# Understanding the relation between the quantity of electric charge and capacitance

I was doing this excercise and, while I did it, I feel that I didn't truly understand how I got the solution.

The excercice had a simple serial circuit of two capacitors, $C_1, C_2=4C_1$, resistor $R$ and a switch.
When the switch is off, there is a charge $Q_0$ on the capacitor $C_1$ and the capacitor $C_2$ is uncharged. I had to find the voltage on the capacitor $C_1$ after the switch in turned on.

I know that the amount of charge after the switch is turned on has to stay the same. So
$$Q_0=Q_1+Q_2$$ I continued by writing $Q_2=4Q_1$ so it was easy to find that $Q_1=\frac{Q_0}{5}$, and the wanted voltage is $U_1=\frac{Q_1}{C_1}$.

I felt that $Q_2=4Q_1$ because capacitance is the ability to store electrical charge so it's logical that bigger the capacitance, more charge can be stored. Therefore it's stored in a 1:4 manner, $Q_1$ will get one quarter of the whole charge.

I don't really know how to show that, how to get to the point of $Q_2=4Q_1$, without just throwing it in? Could the answer be that's beacuse $U_1=U_2$ because there is no current through $R$?

First you need to be sure you are getting the final equilibrium state, not the value of each charge as a function of time. That function of time, the discharge problem, is more fun. But not what you seem to be asking for here.

Where does the Q0=Q1+Q2 equation come from? It's conservation of charge, right? So it means that charge moves around after you close the switch, but does not go away. It is conservation of charge.

So, after the switch is closed, things have changed, and charge starts to move. So, when does the charge stop moving? What is the condition under which charge will not be moving? That is equilibrium. When does that happen? When the voltage on each capacitor is the same as the other.

But what is the voltage across a capacitor? It is just Q/C, right?

So you need a situation in which the Q/C for each capacitor is the same.
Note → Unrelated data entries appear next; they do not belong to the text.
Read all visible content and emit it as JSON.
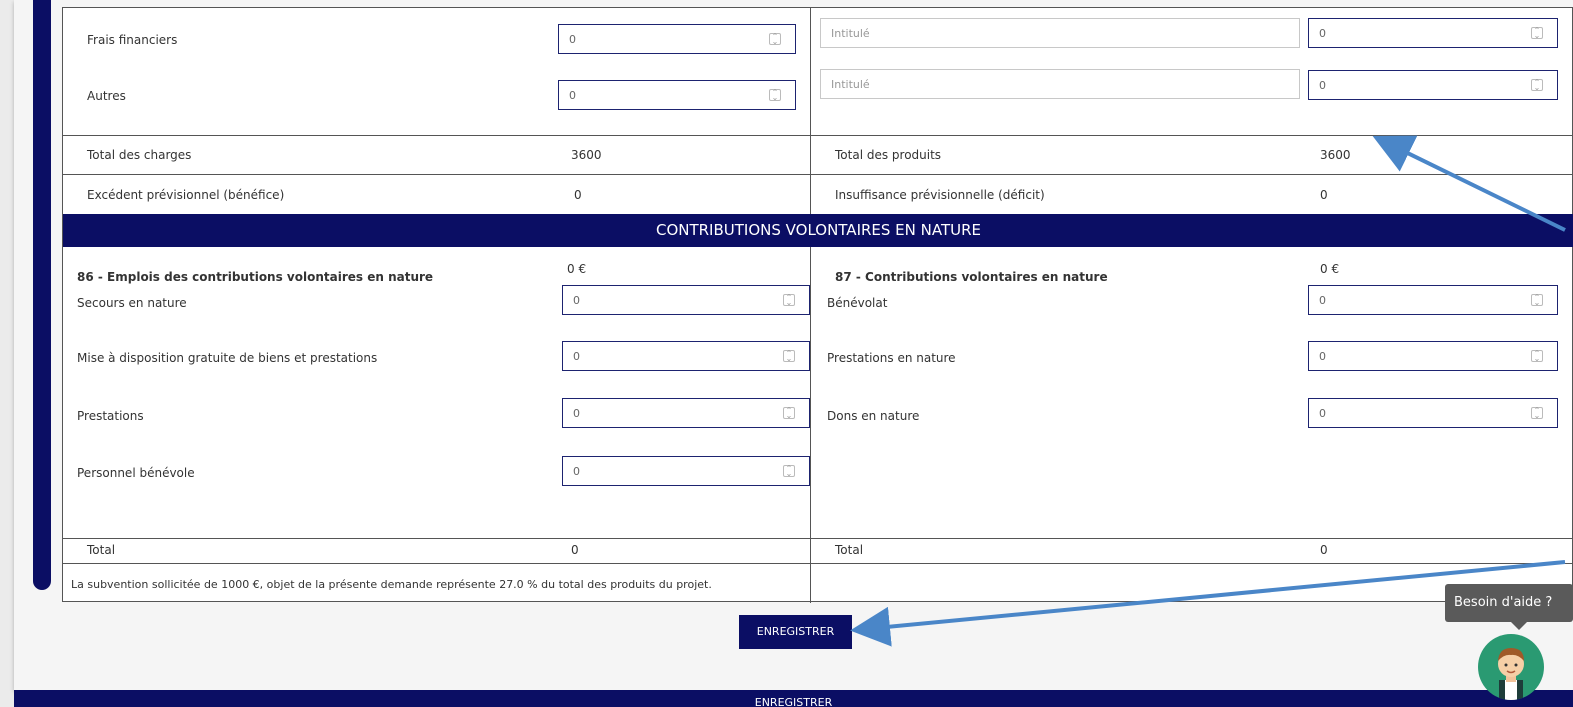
{
  "left_rows": [
    {
      "label": "Frais financiers",
      "value": "0"
    },
    {
      "label": "Autres",
      "value": "0"
    }
  ],
  "right_rows": [
    {
      "placeholder": "Intitulé",
      "value": "0"
    },
    {
      "placeholder": "Intitulé",
      "value": "0"
    }
  ],
  "totals": {
    "charges_label": "Total des charges",
    "charges_value": "3600",
    "produits_label": "Total des produits",
    "produits_value": "3600",
    "excedent_label": "Excédent prévisionnel (bénéfice)",
    "excedent_value": "0",
    "insuffisance_label": "Insuffisance prévisionnelle (déficit)",
    "insuffisance_value": "0"
  },
  "band_title": "CONTRIBUTIONS VOLONTAIRES EN NATURE",
  "cvn_left": {
    "title": "86 - Emplois des contributions volontaires en nature",
    "amount": "0 €",
    "rows": [
      {
        "label": "Secours en nature",
        "value": "0"
      },
      {
        "label": "Mise à disposition gratuite de biens et prestations",
        "value": "0"
      },
      {
        "label": "Prestations",
        "value": "0"
      },
      {
        "label": "Personnel bénévole",
        "value": "0"
      }
    ],
    "total_label": "Total",
    "total_value": "0"
  },
  "cvn_right": {
    "title": "87 - Contributions volontaires en nature",
    "amount": "0 €",
    "rows": [
      {
        "label": "Bénévolat",
        "value": "0"
      },
      {
        "label": "Prestations en nature",
        "value": "0"
      },
      {
        "label": "Dons en nature",
        "value": "0"
      }
    ],
    "total_label": "Total",
    "total_value": "0"
  },
  "note": "La subvention sollicitée de 1000 €, objet de la présente demande représente 27.0 % du total des produits du projet.",
  "save_label": "ENREGISTRER",
  "footer_label": "ENREGISTRER",
  "help": {
    "label": "Besoin d'aide ?",
    "avatar_icon": "user-avatar-icon"
  },
  "colors": {
    "navy": "#0b0e64",
    "annotation_arrow": "#4a86c8",
    "avatar_bg": "#2a9a72"
  }
}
But you have that C2 = 4C1. And you now have Q1/C1 = Q2/C2. So what will you get for Q1 and Q2? You will get Q2=4Q1.

After the charge gets redistributed, there would be no current in the circuit, therefore, and no voltage drop on the resistor, so the resistor could be replaced by a wire and you can view the two capacitors as connected in parallel.

If so, the final voltage on the two capacitors will be the same and, from there, you can see that $Q_2$ should be equal to $4Q_1$.